Des colonnes de fumée sont visibles au-dessus du quartier résidentiel d’Osh, suite aux violences interethniques qui ont fait au moins 102 morts et des dizaines de milliers de réfugiés. Alexei Osokin/Reuters
Conséquence de ces affrontements, 32 000 réfugiés adultes ont été enregistrés en Ouzbékistan, le pays voisin, mais la plupart sont accompagnés d'enfants que les autorités ouzbèkes n'ont pas pu comptabiliser, a déclaré à l'AFP un responsable du ministère ouzbek des Situations d'urgence, Abror Kossimov. L'agence RIA Novosti, citant une source au sein de ce ministère, fait donc état de 75 000 personnes ayant fui les violences entre Kirghiz et la minorité ouzbèke dans le sud du Kirghizstan.
À Bichkek, capitale kirghize, le ministère de la Défense a annoncé la mobilisation des réservistes de l'armée âgés de 18 à 50 ans, et le début de « l'organisation de la mobilisation partielle de la population civile ». Désormais, les policiers doivent « recourir aux armes de service et faire feu à volonté », a renchéri le ministre de l'Intérieur par intérim, Bolot Cher. Les forces de l'ordre ont été autorisées à tirer sans sommation dès samedi soir pour tenter de rétablir l'ordre après l'escalade des tensions dans cette ancienne république soviétique au bord de la guerre civile.
Signe que la situation se détériorait, un couvre-feu de 24 heures sur 24 a été décrété à Och, deuxième ville du pays, et dans deux districts avoisinants. Cette mesure était auparavant en vigueur seulement la nuit.
L'état d'urgence a aussi été étendu à l'ensemble de la région voisine de Djalal-Abad, bastion du président Kourmanbek Bakiev renversé en avril, où les violences se sont propagées samedi depuis Och.
Les affrontements ethniques entre Ouzbeks et Kirghiz y ont gagné en intensité, alors que le bilan provisoire a été porté à au moins 102 morts et plus de 1 200 blessés. Au regard de témoignages recueillis par l'AFP et de nombreux médias russes et kirghiz, le nombre de victimes pourrait être beaucoup plus important.
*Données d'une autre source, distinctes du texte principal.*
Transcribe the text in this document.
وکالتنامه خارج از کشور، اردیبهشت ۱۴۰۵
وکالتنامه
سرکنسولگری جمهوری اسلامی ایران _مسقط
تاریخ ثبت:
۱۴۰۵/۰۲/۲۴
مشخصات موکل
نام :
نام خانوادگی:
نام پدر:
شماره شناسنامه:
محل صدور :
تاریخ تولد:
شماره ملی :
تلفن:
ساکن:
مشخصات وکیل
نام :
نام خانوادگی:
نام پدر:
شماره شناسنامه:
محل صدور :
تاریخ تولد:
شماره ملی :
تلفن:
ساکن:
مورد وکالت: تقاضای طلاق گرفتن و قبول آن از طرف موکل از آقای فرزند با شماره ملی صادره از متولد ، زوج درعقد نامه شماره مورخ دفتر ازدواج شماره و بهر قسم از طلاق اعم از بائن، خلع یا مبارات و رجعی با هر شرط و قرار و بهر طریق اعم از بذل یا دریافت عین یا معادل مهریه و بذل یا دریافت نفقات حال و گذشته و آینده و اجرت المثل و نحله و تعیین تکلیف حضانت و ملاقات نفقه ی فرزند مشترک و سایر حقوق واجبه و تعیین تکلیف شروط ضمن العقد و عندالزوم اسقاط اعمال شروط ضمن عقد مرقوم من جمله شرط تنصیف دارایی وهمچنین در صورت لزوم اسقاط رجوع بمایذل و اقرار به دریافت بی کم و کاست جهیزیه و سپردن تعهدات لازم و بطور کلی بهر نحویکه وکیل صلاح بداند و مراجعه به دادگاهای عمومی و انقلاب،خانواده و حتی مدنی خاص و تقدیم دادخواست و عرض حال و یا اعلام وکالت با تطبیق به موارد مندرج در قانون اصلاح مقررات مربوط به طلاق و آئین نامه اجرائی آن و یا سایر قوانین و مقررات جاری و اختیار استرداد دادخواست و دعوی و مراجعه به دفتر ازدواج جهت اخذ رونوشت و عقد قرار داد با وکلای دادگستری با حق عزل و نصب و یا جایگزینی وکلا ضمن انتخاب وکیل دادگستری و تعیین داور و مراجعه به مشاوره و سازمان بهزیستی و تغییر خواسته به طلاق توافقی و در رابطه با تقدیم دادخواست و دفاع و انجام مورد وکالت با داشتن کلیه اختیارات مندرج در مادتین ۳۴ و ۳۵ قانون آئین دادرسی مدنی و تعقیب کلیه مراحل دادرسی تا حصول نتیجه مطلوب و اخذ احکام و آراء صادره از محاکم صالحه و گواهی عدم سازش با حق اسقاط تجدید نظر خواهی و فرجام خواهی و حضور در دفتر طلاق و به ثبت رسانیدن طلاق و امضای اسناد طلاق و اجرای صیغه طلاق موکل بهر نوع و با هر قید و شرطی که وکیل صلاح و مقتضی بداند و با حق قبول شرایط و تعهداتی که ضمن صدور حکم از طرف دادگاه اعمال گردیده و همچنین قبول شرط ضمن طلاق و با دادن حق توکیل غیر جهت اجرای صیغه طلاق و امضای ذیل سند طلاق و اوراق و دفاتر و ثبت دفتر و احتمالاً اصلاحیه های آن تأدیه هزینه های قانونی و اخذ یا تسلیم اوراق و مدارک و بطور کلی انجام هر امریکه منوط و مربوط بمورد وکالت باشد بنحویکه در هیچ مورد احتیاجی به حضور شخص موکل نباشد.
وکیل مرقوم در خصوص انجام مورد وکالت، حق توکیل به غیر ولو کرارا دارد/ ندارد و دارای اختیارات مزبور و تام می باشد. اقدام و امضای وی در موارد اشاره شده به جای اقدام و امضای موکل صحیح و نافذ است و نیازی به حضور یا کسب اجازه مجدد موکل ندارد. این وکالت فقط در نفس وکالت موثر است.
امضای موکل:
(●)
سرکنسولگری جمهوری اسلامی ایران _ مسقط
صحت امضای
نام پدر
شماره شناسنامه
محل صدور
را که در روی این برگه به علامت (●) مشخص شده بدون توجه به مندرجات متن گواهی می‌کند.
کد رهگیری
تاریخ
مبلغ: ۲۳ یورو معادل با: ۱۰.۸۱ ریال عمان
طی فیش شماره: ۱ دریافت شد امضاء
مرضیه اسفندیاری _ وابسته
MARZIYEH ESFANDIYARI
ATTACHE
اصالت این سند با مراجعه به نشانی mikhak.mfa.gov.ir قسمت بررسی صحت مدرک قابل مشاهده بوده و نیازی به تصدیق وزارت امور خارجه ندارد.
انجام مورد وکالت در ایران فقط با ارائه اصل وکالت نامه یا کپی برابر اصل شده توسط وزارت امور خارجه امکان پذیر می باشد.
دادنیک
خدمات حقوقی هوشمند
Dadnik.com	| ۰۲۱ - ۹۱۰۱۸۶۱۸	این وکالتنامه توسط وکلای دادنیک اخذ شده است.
« Ils nous tuent tous, nous les Ouzbeks les uns après les autres ! J'ai fui, je ne sais pas ce qui est arrivé à mes enfants et mes petits-enfants », raconte Rani, 52 ans, qui a fui Och pour l'Ouzbékistan.
Dans la ville de Djalal-Abad et sa région, des fusillades nourries et des incendies ont éclaté hier, selon des témoins et des médias locaux, mais la situation s'est stabilisée dans la soirée, a indiqué le gouverneur de la région, Bektour Assanov.
L'ex-président Bakiev, réfugié à l'étranger, a assuré n'avoir aucun lien avec ces nouvelles violences, alors que la communauté internationale et les ONG ont multiplié les appels au calme.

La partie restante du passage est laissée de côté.